Ora, aquilo que antecede demonstra que o Banco acabou por não ter quaisquer outros prejuízos com a situação; teve sim um lucro superior a 159% do previsto: estava à espera de receber 3.374,73 e recebeu 8.762,35€ [como já se viu, o Banco poderia estar à espera de receber mais, dada a mais que provável indexação do valor das rendas, e por isso o lucro seria superior; mas, como também já se referiu, neste caso também o Banco terá recebido muito mais, visto que as 30 prestações não teriam sido de 753,42€, mas de valores sucessivamente maiores, até atingirem os tais 875,67€, pelo que, tudo o que se diz ou irá dizendo, poderia ser dito à mesma, embora com as necessárias adaptações]
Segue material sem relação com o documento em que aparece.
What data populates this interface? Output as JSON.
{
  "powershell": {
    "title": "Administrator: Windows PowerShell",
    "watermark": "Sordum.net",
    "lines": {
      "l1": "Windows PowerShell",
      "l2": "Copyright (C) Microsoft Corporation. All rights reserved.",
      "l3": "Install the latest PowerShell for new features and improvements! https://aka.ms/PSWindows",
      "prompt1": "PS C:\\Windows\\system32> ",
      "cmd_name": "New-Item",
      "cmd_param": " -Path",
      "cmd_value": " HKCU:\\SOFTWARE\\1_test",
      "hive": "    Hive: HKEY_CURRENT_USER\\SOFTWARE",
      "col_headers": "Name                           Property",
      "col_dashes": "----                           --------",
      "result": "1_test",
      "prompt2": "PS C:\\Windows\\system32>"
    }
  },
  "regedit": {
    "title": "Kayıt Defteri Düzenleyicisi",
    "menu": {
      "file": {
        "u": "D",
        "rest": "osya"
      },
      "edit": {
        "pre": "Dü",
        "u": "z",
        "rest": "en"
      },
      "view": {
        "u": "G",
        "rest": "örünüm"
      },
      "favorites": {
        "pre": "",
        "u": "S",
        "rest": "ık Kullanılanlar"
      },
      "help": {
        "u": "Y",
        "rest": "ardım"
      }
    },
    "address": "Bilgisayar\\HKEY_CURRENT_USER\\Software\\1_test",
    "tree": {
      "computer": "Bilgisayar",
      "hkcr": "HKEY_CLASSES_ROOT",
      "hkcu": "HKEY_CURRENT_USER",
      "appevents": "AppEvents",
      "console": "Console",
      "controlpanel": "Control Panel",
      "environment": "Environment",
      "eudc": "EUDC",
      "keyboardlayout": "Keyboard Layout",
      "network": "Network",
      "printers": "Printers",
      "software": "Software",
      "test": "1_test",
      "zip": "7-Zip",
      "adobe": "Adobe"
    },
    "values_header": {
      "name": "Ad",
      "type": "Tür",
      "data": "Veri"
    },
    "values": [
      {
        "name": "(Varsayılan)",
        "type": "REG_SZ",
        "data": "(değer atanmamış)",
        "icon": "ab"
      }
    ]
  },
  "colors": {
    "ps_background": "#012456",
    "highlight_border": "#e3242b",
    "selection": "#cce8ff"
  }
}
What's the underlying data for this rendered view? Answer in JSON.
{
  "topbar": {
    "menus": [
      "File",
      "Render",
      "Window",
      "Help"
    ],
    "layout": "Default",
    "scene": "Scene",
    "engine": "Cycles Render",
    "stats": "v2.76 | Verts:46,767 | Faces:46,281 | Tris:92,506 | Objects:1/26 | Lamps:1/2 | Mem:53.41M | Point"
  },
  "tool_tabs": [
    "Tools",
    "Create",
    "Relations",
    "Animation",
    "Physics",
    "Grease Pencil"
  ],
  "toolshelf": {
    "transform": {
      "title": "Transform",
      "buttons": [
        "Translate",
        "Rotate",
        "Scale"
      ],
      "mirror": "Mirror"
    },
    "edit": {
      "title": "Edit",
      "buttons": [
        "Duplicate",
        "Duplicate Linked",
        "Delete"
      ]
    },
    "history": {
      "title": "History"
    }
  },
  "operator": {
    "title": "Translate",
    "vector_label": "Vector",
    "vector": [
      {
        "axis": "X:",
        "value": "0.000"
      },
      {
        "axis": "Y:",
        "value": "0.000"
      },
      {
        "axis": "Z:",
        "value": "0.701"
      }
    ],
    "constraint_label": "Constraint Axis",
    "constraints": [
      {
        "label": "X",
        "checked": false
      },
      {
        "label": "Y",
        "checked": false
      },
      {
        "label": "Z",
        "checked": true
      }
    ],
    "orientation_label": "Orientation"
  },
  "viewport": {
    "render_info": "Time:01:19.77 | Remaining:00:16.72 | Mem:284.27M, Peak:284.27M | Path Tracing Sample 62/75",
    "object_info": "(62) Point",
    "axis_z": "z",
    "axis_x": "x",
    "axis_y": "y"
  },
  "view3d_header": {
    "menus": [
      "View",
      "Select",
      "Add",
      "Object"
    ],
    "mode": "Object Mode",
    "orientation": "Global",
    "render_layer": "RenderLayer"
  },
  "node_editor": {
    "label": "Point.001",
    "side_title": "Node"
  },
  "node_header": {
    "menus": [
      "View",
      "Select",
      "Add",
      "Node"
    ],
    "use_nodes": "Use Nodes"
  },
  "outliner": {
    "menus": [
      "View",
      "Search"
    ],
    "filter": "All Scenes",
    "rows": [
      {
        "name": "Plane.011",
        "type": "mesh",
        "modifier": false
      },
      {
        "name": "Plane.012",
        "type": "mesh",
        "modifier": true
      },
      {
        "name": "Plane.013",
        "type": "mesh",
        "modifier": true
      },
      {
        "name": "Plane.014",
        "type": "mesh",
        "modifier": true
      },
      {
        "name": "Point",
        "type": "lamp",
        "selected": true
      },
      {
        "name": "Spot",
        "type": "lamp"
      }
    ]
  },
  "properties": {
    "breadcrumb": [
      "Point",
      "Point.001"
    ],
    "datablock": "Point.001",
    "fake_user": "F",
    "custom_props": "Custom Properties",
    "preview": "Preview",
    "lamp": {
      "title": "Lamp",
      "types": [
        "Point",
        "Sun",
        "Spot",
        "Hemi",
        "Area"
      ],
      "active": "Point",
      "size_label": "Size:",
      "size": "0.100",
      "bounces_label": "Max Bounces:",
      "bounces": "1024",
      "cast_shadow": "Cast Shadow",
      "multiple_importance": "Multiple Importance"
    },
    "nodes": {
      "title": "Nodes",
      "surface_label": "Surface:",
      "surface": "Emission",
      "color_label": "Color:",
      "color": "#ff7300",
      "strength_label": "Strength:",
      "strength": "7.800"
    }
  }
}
Em contrapartida, vistas as coisas do lado da executada, ela pagou 39.131€ de “rendas” [tendo em conta os factos dados como provados, esquecendo o § que antecede], sendo que as “rendas” em causa “não representa[m] a simples contrapartida da concessão do gozo da coisa. […] excede[m] claramente o valor que um mero locador cobraria pelo mero uso do bem. T[ê]m […] um conteúdo diverso. Nela se abarcam […] outros parâmetros, tais como o custo da coisa e a margem de lucro do locador” (Gravato Morais, Manual da locação financeira, 2ª edição, 2011, Almedina, pág. 106; Ferreira de Almeida, Contratos II, Almedina, 2011, 2ª edição, pág. 194 fala de um função de amortização). Ora, antes do fim do contrato, já a executada tinha perdido a parte das rendas que tinha a ver com o custo da coisa, ao mesmo tempo que tinha perdido a expectativa de vir a adquirir o veículo. Essa parte perdeu-a sem qualquer contrapartida. E agora o Banco ainda lhe pede o pagamento de 20% das rendas vincendas, a “título de indemnização de danos e perdas” (para além das rendas vencidas, dos juros moratórios e das despesas de cobrança).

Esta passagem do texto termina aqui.